Wide or Narrow Feet and Snowboard Boots: What Are Your Options?

Another thing to consider when finding the right size snowboard boot is how to deal with wide or narrow feet. Some brands sell wide versions of popular models, which makes it so easy to accommodate larger feet. Brands like Burton, Salomon make wide versions of their most popular boots. 

Currently, there are no brands that produce a narrow boot. However, some brands are designed for a narrow foot. Brands like Salomon and Vans (male) and Ride and K2 (female) are known to fit narrow feet. 

How Do I Know if My Snowboard Boots Are Too Tight or Too Loose?

Signs your Boots are too Tight

Your boots are said to be too tight if you have extreme difficulty getting your foot into the boot.
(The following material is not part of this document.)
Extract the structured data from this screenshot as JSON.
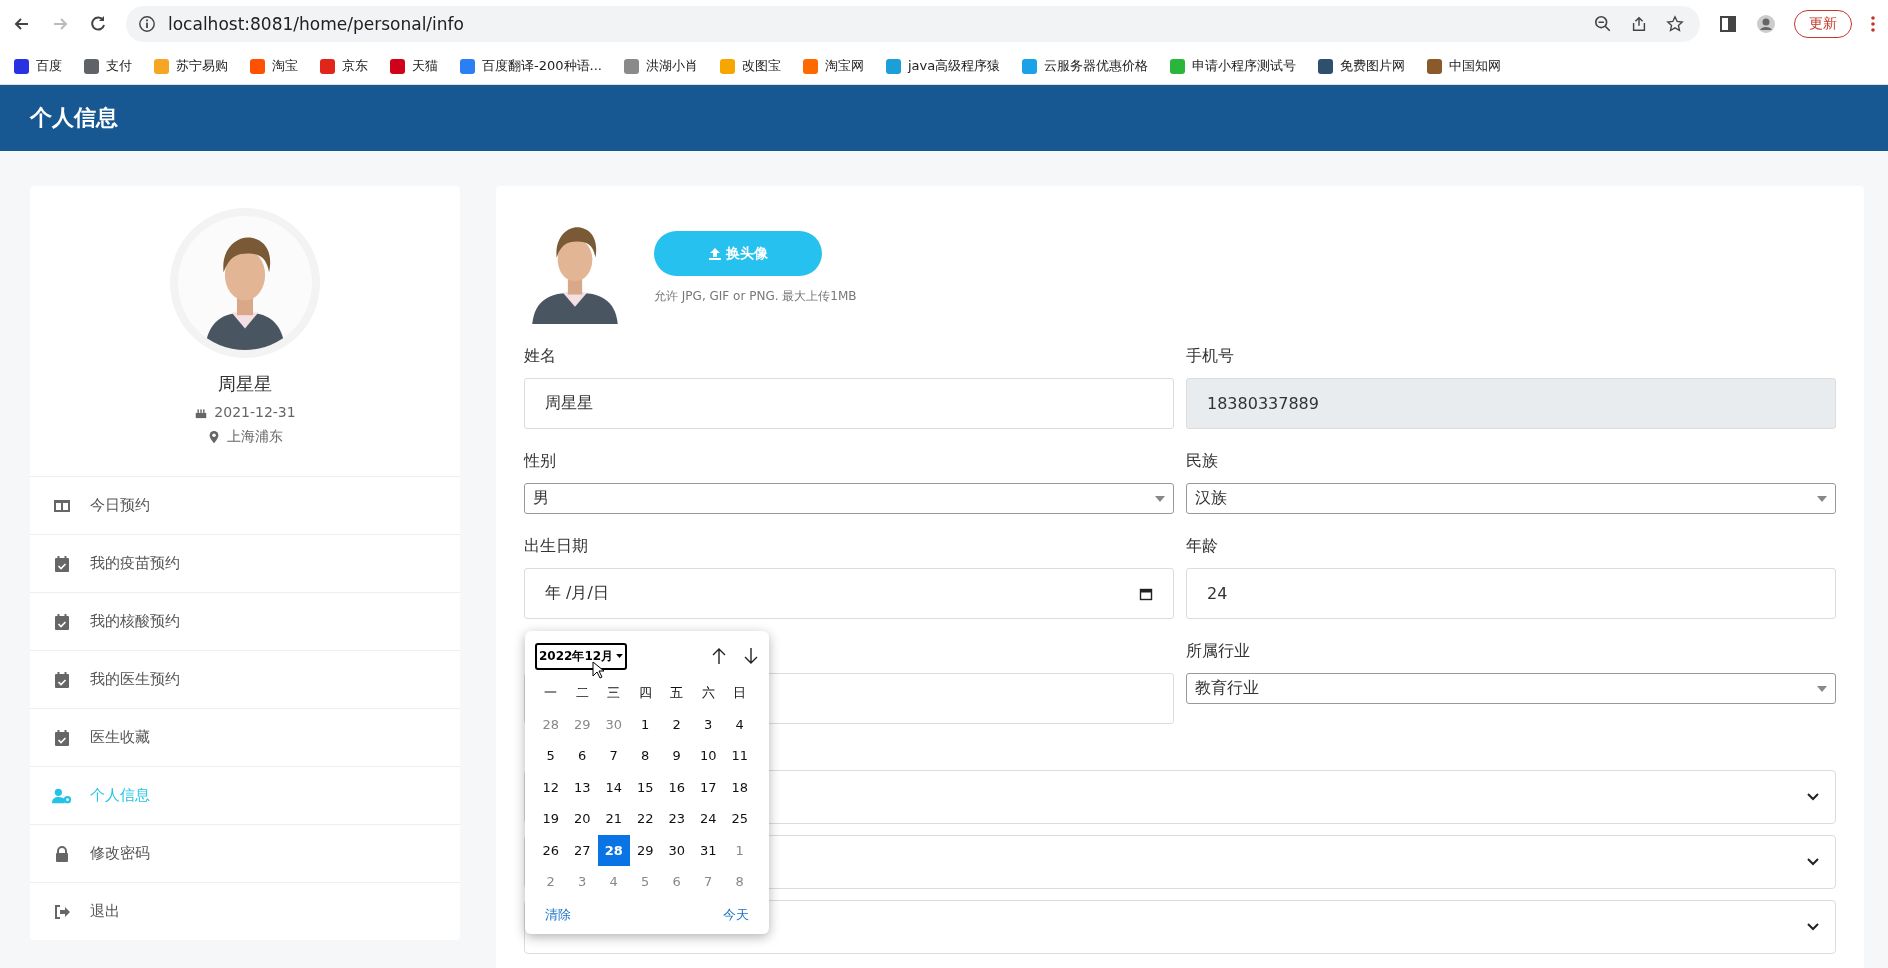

You will be met with bunched up toes, pressure points and numbness that will amplify on the slopes. You may even develop blisters and rub away the skin around your ankle bones. Truly a painful experience it’s best to avoid. 

If you’ve purchased boots that are too small for you, you can do a few things to stretch them out. The first step is to try wearing them around your home giving them time to stretch out. You can also wear an extra sock and do them up really tight. It will be uncomfortable but they will stretch a little bit. 

Signs your Boots are too Loose

Signs that your snowboard boots are too loose are feet that move around, heel lift and provide no support along the sides of your foot. Loose boots can also cause pain as your foot shifts and is pressed up against the sides of the boot. 

If your boot is too loose or has stretched out, not much can be done. You can try to add a thick footbed into it, add pads or find a thicker liner. If modification requirements are large, it’s best just to purchase a pair of boots that properly fit and sell the others.  

Can I Heat Mold My Snowboard Boots?

Some snowboard boots have heat moldable liners that can be molded at your local boot shop or at home. They can also mold to your feet as you wear them while snowboarding. 

How Can I Modify Snowboard Boots to Fit Better?

You can make a few different additions to your boot to help it fit like a glove.


The footbed that comes with your boot is a thin piece of foam with no support. As your boot packs out, this material will compress and allow for more space in your boot, which you do not want. See a bootfitter and find a generic footbed that fits your arch profile or splurge and get a completely custom footbed. An aftermarket footbed can drastically reduce foot pain and improve performance. 

Custom Liners

Aftermarket foam addition, heat moldable or vacuum sealed liners create a custom boot for you that should eliminate all pressure points, provide maximum support and improve comfort. 

Can I Use Regular Winter Boots for Snowboarding?

You can not use regular winter boots as snowboard boots. They do not provide any ankle support, stiffness or control. Using regular winter boots can be dangerous to yourself and others on the slopes. 


Choosing the right snowboard boot to suit your needs can be an intense process. With so much choice, it’s easy to get overwhelmed. Nonetheless, finding the right boot will keep your feet happy, improve your performance and aid in your development as a rider. Do your research, ask lots of questions, and most importantly, go into a store and try on different brands before you buy.